Standard Program for the A.B. Degree
Ten courses are required:
|Requirements: (10 course)|
|One introductory level course to be selected from:||1|
|Perspectives on Society|
|Perspectives on Social Interaction: An Introduction to Social Psychology|
|American Heritage: Democracy, Inequality, and Public Policy|
|SOC 1010||Classical Sociological Theory||1|
|SOC 1020||Methods of Social Research||1|
|SOC 1100||Introductory Statistics for Social Research||1|
|Two semesters of SOC 1950 Senior Seminar (.500 credit course each semester in senior year)||1|
|Five additional courses||5|
a. At least three of the optional courses have to be 1000 level and one of them must be a substantive seminar (1870/1871).
b. Students can choose to take up to two (showcase) lower level (0100 level) courses.

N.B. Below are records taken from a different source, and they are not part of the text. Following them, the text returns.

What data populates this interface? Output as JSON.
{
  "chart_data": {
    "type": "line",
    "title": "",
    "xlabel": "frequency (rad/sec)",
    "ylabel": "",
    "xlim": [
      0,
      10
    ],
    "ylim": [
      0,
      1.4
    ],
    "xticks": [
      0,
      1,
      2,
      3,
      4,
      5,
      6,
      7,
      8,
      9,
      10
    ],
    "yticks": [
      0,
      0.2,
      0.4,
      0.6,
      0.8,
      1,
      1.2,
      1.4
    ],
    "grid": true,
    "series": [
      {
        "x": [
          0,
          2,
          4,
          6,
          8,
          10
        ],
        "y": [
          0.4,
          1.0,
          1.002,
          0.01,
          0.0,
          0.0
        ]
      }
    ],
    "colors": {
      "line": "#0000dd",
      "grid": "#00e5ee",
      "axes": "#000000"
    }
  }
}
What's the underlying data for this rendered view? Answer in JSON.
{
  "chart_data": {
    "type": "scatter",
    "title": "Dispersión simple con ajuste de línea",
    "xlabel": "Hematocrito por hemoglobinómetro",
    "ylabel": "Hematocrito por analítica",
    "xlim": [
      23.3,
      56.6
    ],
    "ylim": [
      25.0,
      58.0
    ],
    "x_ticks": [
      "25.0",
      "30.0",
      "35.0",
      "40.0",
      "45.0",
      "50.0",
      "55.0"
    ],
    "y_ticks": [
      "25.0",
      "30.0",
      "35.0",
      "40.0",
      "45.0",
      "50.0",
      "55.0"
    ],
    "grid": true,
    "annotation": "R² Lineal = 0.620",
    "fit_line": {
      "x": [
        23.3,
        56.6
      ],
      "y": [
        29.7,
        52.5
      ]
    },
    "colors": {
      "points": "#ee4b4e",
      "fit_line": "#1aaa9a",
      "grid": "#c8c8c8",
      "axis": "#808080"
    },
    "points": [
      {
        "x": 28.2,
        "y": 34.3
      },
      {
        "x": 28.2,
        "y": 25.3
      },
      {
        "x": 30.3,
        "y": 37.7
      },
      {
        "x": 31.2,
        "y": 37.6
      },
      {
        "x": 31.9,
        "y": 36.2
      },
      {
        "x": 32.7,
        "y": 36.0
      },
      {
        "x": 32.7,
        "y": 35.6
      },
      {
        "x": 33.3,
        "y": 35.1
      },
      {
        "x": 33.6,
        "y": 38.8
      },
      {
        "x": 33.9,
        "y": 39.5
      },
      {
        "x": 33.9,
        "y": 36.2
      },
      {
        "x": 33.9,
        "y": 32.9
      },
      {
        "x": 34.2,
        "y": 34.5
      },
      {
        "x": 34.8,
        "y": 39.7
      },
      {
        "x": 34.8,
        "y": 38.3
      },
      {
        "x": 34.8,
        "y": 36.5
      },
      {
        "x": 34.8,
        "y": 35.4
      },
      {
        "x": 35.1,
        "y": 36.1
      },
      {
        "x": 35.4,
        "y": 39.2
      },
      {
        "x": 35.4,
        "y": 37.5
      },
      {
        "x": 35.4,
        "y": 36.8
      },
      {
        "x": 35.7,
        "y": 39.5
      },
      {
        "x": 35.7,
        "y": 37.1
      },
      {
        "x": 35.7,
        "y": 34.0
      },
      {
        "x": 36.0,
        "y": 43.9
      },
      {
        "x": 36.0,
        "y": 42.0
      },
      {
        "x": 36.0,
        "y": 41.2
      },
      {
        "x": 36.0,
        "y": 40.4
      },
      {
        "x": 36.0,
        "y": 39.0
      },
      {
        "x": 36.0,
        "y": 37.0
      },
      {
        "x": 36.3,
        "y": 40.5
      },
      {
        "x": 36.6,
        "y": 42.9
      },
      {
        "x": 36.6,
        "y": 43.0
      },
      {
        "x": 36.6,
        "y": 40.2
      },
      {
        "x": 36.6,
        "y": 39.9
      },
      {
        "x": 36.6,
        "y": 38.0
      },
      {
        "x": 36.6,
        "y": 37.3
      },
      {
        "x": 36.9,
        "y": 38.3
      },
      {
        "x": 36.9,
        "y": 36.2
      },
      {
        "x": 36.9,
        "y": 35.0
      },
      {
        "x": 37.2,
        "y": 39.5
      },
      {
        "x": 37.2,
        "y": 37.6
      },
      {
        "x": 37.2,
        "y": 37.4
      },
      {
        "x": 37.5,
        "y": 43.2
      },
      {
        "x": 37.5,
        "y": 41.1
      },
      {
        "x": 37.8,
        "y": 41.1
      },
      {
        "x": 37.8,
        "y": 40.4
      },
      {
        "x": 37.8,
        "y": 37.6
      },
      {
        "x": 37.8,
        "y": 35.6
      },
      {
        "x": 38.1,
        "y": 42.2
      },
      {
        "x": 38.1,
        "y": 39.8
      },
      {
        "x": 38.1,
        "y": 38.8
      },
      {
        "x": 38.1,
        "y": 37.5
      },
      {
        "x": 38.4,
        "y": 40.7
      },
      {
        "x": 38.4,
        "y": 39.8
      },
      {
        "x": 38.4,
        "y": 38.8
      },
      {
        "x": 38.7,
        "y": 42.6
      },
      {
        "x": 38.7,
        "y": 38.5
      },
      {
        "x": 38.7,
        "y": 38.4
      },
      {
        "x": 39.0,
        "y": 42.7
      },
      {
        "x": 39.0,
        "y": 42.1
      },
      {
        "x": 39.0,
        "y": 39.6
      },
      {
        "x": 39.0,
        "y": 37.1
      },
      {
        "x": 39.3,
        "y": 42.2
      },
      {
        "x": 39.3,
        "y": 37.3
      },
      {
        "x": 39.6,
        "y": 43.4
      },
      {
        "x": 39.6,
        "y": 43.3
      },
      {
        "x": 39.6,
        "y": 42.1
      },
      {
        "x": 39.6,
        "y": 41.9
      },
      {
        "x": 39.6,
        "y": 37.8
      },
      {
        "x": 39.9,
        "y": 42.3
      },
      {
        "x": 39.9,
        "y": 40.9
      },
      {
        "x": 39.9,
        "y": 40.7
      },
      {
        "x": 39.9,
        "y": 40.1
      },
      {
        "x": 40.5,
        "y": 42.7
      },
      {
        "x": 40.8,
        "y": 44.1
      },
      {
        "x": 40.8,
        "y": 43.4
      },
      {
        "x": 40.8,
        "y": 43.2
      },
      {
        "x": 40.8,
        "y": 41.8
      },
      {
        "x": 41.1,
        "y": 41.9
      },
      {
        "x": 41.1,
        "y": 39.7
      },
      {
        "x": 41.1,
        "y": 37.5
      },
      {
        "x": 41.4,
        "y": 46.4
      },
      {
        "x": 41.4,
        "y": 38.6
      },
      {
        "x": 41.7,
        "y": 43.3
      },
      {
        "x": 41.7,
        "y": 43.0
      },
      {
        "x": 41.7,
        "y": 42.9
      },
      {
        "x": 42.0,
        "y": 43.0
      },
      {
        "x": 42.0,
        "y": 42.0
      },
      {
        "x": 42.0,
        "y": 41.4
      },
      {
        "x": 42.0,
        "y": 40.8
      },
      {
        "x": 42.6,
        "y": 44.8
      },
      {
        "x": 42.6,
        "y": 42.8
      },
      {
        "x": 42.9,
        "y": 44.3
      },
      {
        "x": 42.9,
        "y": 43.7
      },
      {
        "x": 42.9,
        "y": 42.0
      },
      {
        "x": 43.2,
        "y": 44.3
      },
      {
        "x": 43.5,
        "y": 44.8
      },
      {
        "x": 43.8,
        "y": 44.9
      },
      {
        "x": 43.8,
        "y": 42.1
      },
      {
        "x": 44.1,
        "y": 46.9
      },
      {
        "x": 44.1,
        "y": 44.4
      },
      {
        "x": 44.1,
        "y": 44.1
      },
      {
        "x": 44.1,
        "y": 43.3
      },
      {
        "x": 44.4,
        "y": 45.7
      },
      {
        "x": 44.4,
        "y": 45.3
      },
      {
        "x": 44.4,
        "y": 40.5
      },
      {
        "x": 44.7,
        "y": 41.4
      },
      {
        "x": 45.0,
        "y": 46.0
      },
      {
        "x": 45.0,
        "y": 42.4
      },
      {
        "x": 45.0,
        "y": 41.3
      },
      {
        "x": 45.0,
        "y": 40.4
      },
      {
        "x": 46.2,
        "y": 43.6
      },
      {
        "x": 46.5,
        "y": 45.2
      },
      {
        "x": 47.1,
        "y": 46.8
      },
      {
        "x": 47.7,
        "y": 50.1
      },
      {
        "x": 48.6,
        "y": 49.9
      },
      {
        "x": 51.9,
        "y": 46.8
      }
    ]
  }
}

c. Students can petition to take two courses outside of the discipline of sociology. Transfer and those studying abroad should consult with their concentration advisor. (this will be allowed only when the proposed course makes sense given the insterests of the student, and there is no equivalent sociology course)
During the second week of March, a complete draft of the senior thesis must be given to the faculty advisor and the reader for comments, and the final version of the senior thesis is due during the second week of April ( the exact dates vary from year to year and are announced at the start of the academic year).
During the second week of March, a complete draft of the senior project must be given to the instructor of the senior seminar and the faculty advisor (if the student has one) for comments, and the final version of the senior project is due during the second week of April (the exact dates vary from year to year and are announced at the beginning of the academic year).
These deadlines are essential to allow faculty time to evaluate theses for awards, and to notify the Registrar with recommendations for honors.
NO EXCEPTIONS WILL BE GRANTED.
Students can use no more than one (1) Independent Study course to meet the concentration course requirements. This course counts only towards a 1000 level substantive requirement and will not serve as a s substitute for any of the core concentration requirements.